Through cervical dilation, the lower portion of the uterus known as the cervix opens. Healthcare staff can track the progress of a woman’s labor by monitoring her cervix opening (dilating).
The cervix is opened during labor to allow the passage of the baby’s head into their vagina. Most term babies are around 10 cm (cm) dilate.
Your cervix should be dilation with frequent, painful contractions. This indicates that you are in active labor.
Stage 1 in labor
The latent and active phases are the two main parts of the first stage.
Latent phase of labor
The latent stage of labor represents the first stage. This stage can also be called the “waiting game” phase of labor. It can take some time for first-time mothers to get through the latent stage of labor.
At this stage, contractions don’t seem to be strong or consistent. As it prepares to host the main event, the cervix is “warming up,” softening and shortening.
The uterus could be compared to a balloon. The cervix is the neck and opening of the balloon. The neck of the balloon will expand as the balloon is filled up. This is similar to the cervix.
The cervix simply refers to the bottom opening of your uterus that opens wider to accommodate the baby.
Stage of active labor
When the cervix is approximately 5-6 cm wide, a woman is in active labor. Contractions become stronger and more frequent.
The rate at which your cervical dilation is increasing per hour is more indicative of the active stage of labor. Your doctor will expect you to notice your cervix opening more frequently during this stage.
How long does stage one of labor take?
There is no hard and fast scientific rule that will tell you how long active and latent phases in women. A woman can dilate anywhere from 0.5 cm to 0.7 cm per minute during the active stage of labor.
Your first baby will have an impact on how fast your cervix dilates. Mothers who have had a baby before tend be more efficient during labor.
Some women simply move more quickly than others. Some women might “stall” at one stage and then dilate quickly.
It’s safe to assume that your cervical dilation will be steady every hour once labor starts. Women don’t begin to dilate more frequently until they are closer to 6 cm.
When a woman’s cervix has dilated to 10 cm, and is fully effaced (thinned), the first stage of labor ends.
Stage 2 in labor
When a woman’s cervical size is 10 cm, the second stage of labor starts. A woman may not be fully dilate immediately after giving birth, even though she is fully dilate.
Although a woman may have reached full cervical dilation, the baby may need to take some time for the birth canal to fully open. Pushing is possible once the baby has reached prime position. After the baby is born, the second stage ends.
How long does stage 2 take?
This stage is where the baby’s time can vary.

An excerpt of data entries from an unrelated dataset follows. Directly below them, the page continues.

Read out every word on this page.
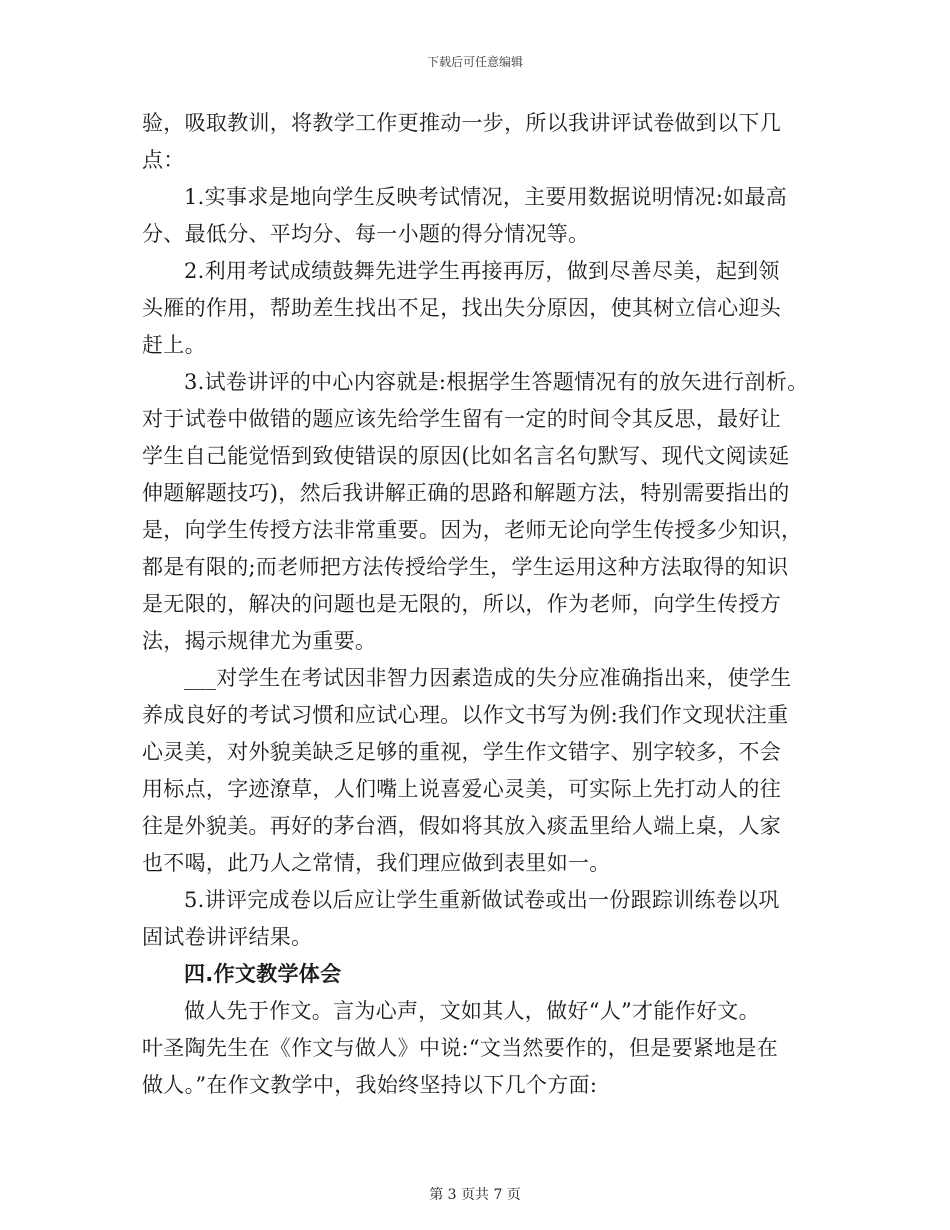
下载后可任意编辑
验，吸取教训，将教学工作更推动一步，所以我讲评试卷做到以下几
点：
1.实事求是地向学生反映考试情况，主要用数据说明情况:如最高
分、最低分、平均分、每一小题的得分情况等。
2.利用考试成绩鼓舞先进学生再接再厉，做到尽善尽美，起到领
头雁的作用，帮助差生找出不足，找出失分原因，使其树立信心迎头
赶上。
3.试卷讲评的中心内容就是:根据学生答题情况有的放矢进行剖析。
对于试卷中做错的题应该先给学生留有一定的时间令其反思，最好让
学生自己能觉悟到致使错误的原因(比如名言名句默写、现代文阅读延
伸题解题技巧)，然后我讲解正确的思路和解题方法，特别需要指出的
是，向学生传授方法非常重要。因为，老师无论向学生传授多少知识，
都是有限的;而老师把方法传授给学生，学生运用这种方法取得的知识
是无限的，解决的问题也是无限的，所以，作为老师，向学生传授方
法，揭示规律尤为重要。
___对学生在考试因非智力因素造成的失分应准确指出来，使学生
养成良好的考试习惯和应试心理。以作文书写为例:我们作文现状注重
心灵美，对外貌美缺乏足够的重视，学生作文错字、别字较多，不会
用标点，字迹潦草，人们嘴上说喜爱心灵美，可实际上先打动人的往
往是外貌美。再好的茅台酒，假如将其放入痰盂里给人端上桌，人家
也不喝，此乃人之常情，我们理应做到表里如一。
5.讲评完成卷以后应让学生重新做试卷或出一份跟踪训练卷以巩
固试卷讲评结果。
四.作文教学体会
做人先于作文。言为心声，文如其人，做好“人”才能作好文。
叶圣陶先生在《作文与做人》中说:“文当然要作的，但是要紧地是在
做人。”在作文教学中，我始终坚持以下几个方面:
第 3 页共 7 页
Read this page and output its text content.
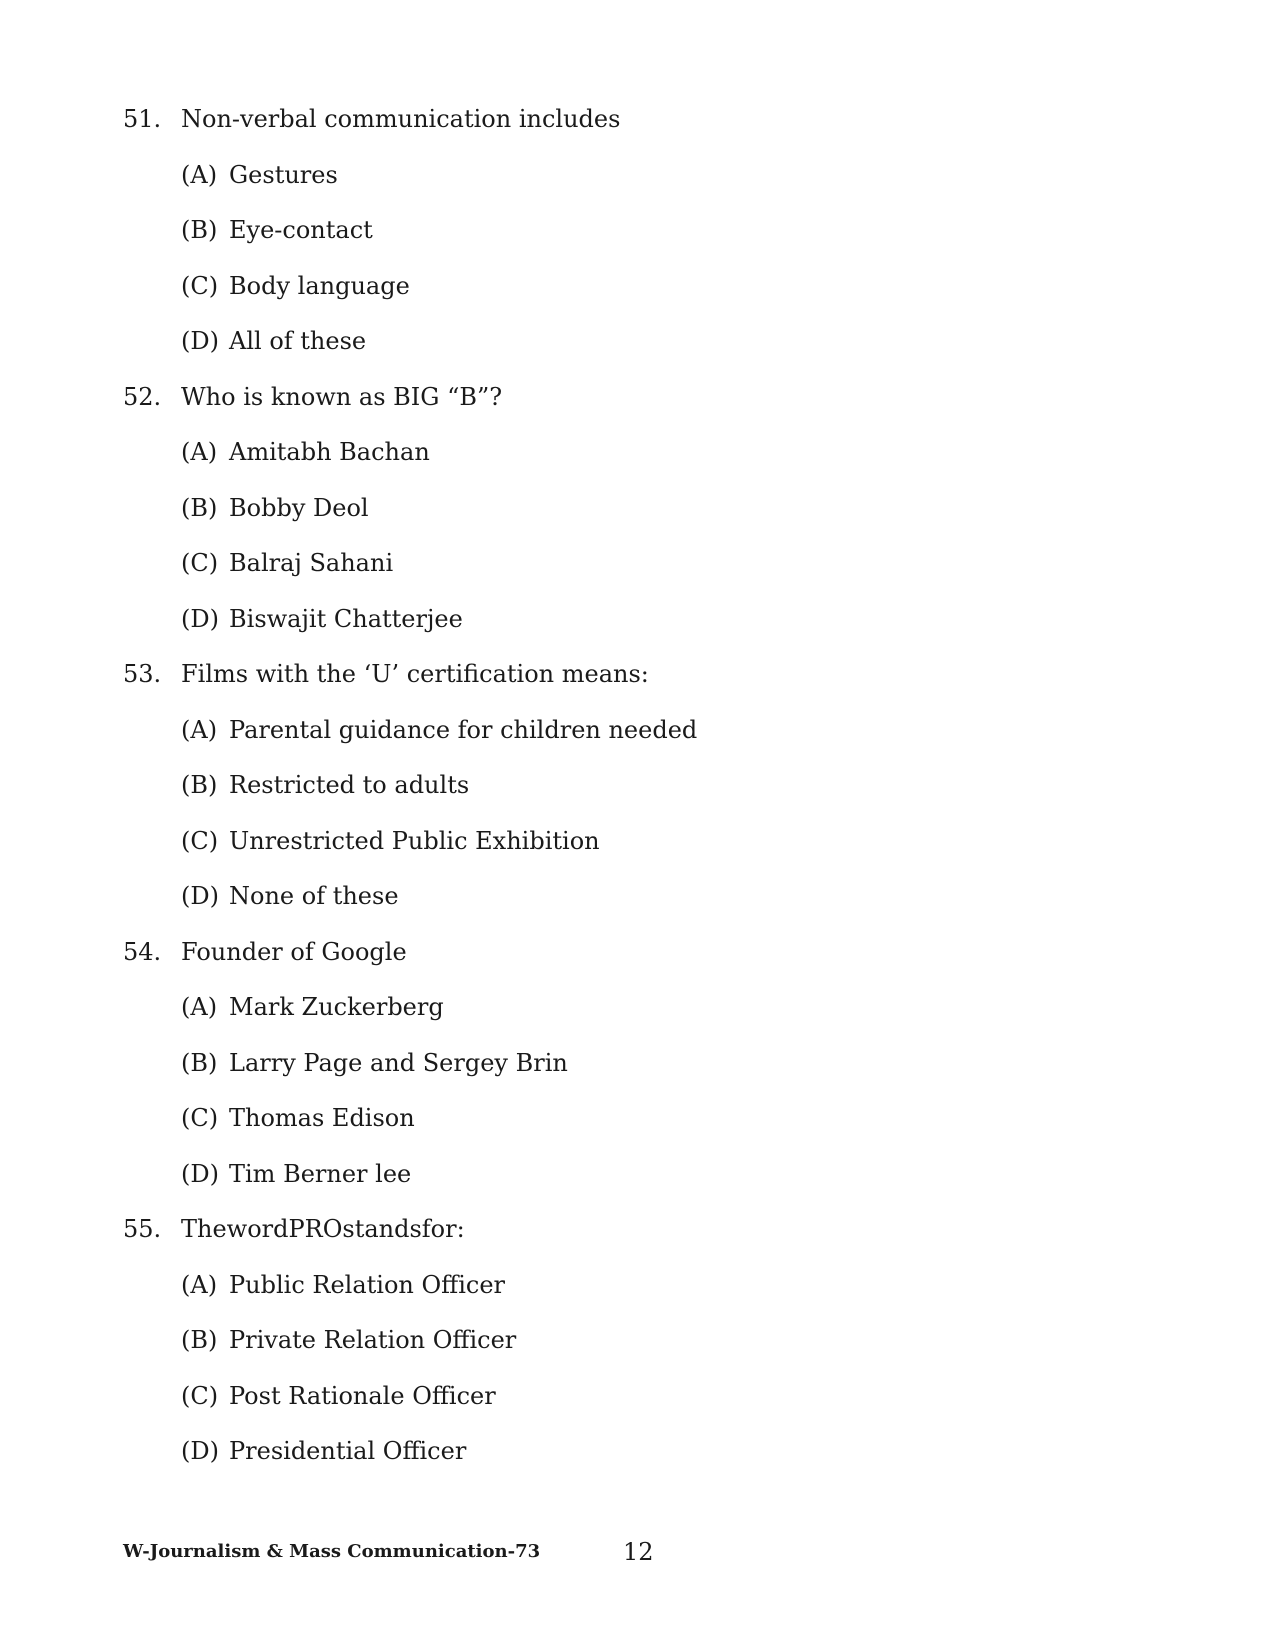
51. Non-verbal communication includes
(A) Gestures
(B) Eye-contact
(C) Body language
(D) All of these
52. Who is known as BIG “B”?
(A) Amitabh Bachan
(B) Bobby Deol
(C) Balraj Sahani
(D) Biswajit Chatterjee
53. Films with the ‘U’ certification means:
(A) Parental guidance for children needed
(B) Restricted to adults
(C) Unrestricted Public Exhibition
(D) None of these
54. Founder of Google
(A) Mark Zuckerberg
(B) Larry Page and Sergey Brin
(C) Thomas Edison
(D) Tim Berner lee
55. ThewordPROstandsfor:
(A) Public Relation Officer
(B) Private Relation Officer
(C) Post Rationale Officer
(D) Presidential Officer
W-Journalism & Mass Communication-73	12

The process can take anywhere from minutes to several hours. Some women deliver only with a few pushes. Others may push for up to an hour.
Only contractions can cause pushing, so the mother should rest between them. The ideal frequency for pushing is between 2 and 3 minutes, with a duration of 60 to 90 seconds.
For women who have had epidurals, pushing is more difficult for the first time and second-time mothers. Epidurals can decrease a woman’s desire to push or interfere with her ability. The following factors determine how long a woman can push:
- The policy of the hospital
- The doctor’s discretion
- The mom’s health
- The health of the baby
Mothers should be encouraged to move around, squat with support and rest between contractions. If the baby is not progressing or the mother feels exhausted, forceps, vacuum or Cesarean delivery may be considered.
Every woman and every baby are different. There is no “cut-off” time for pushing that is universally accepted.
The birth of the baby is the end of the second stage.
Stage 3 labor
Perhaps the most overlooked phase of labor is the third. Although the “main event” of birth is the birth of the baby (the birth), the body of a woman still has much work to do. She’s delivering her placenta.
The placenta is actually an entirely separate organ in a woman’s body. The placenta ceases to have a function after the baby is born. Her body must then expel it.
Placentas are delivered in the same manner as babies, via contractions. They might not feel as strong or as powerful as the contractions required to expel the baby. The doctor will direct the mother to push, and usually the birth of the placenta can be completed in one push.
How long does stage three of labor take?
The third stage of labor may last between 5 and 30 minutes. This can be accelerated by placing the baby on the breast to breastfeed.
After the baby is born, and the placenta is delivered, the uterus contracts. The body then recovers. This is commonly referred to as the fourth stage of labor.
After labor has ended, the body of a woman will need to rest for a while to get back to normal. It takes on average 6 weeks for the uterus and cervix sizes to recover to their pregnancies.